Peter Bishop, the city’s economic development director, told the council that the airport’s proposed upgrades would also make the most of a new trend in aviation toward the “electrification” of aircraft.
“As [automotive] vehicles are moving away from internal combustion engines,” he added, “aircraft are moving in the same direction, and the list is long and varied of companies that are looking for locations at airports that can support their research, development, and manufacturing of these different systems.”
Dan Danieley, the executive director of the Burlington-Alamance Airport Authority, was also on hand to provide some additional insight into the airport’s new master plan.
Danieley assured the council that any funds it contributes to this plan would be well particularly spent thanks to the 80 and 90 percent matches that the federal government tacks on to the airport’s locally-generated investments.
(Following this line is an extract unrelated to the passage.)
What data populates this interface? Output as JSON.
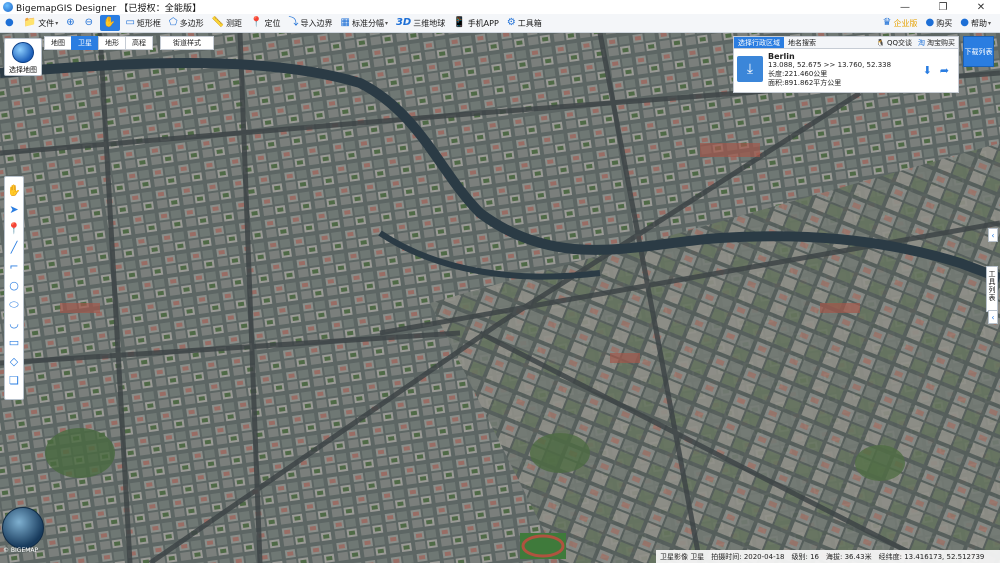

He added that the city’s elected leaders won’t have to wait long at all to get on board with some of these potentially transformative projects.
“We’re looking at some projects to start in the next 12 months,” he added. “The enhancement of the runway – the lengthening of it [to 7,000 feet]– we’re just wrapping up the engineering and design of it right now.”
Aside from the three recommendations, Cheek touched on some of the other items that the city’s administrators considered as potential candidates for the surplus funds. He noted that these projects included a prospective new headquarters for the police department, a rec center in the western part of the city, and other big-ticket initiatives that the council has previously mulled. Cheek added, however, that these various ventures didn’t make the cut when they were assessed under the staff’s aforementioned guidelines.
The council, for its part, proved more than just a passive receptacle for Cheek’s recommended expenditures.
During Monday’s work session, the five-member group expressed some reservations about the criteria that the interim manager had used to make his selections. In particular, Burlington’s mayor Jim Butler suggested that the council should give serious consideration to projects in so-called “opportunity zones” – a federal designation for less affluent areas that applies to portions of east Burlington.
The mayor’s proposal on this point received a distinctly enthusiastic response from councilmember Kathy Hykes.
“That’s a good idea,” she told the rest of the council. “When I thought about this money, I thought it should be used to help the people who need it the most.”
Meanwhile, Harold Owen, the city’s mayor pro tem, pointed to the large number of potential infrastructure projects that the city has previously entertained to the south of I-85/40.
Butler also second-guessed Cheek’s proposal to increase the scale of the Paramount Theater’s expansion. He suggested, instead, that the council should stick to its original budget for that project and divert the remainder of the proposed $4.5 million allocation into the aforementioned economic development fund.
Yet, when all was said and done, the one thing that the council didn’t dispute was Cheek’s entreaties to make the most of the city’s budget surplus while the funds are available.
“This truly is a windfall,” Butler said of this financial boon, “and we’re not going to see it again.”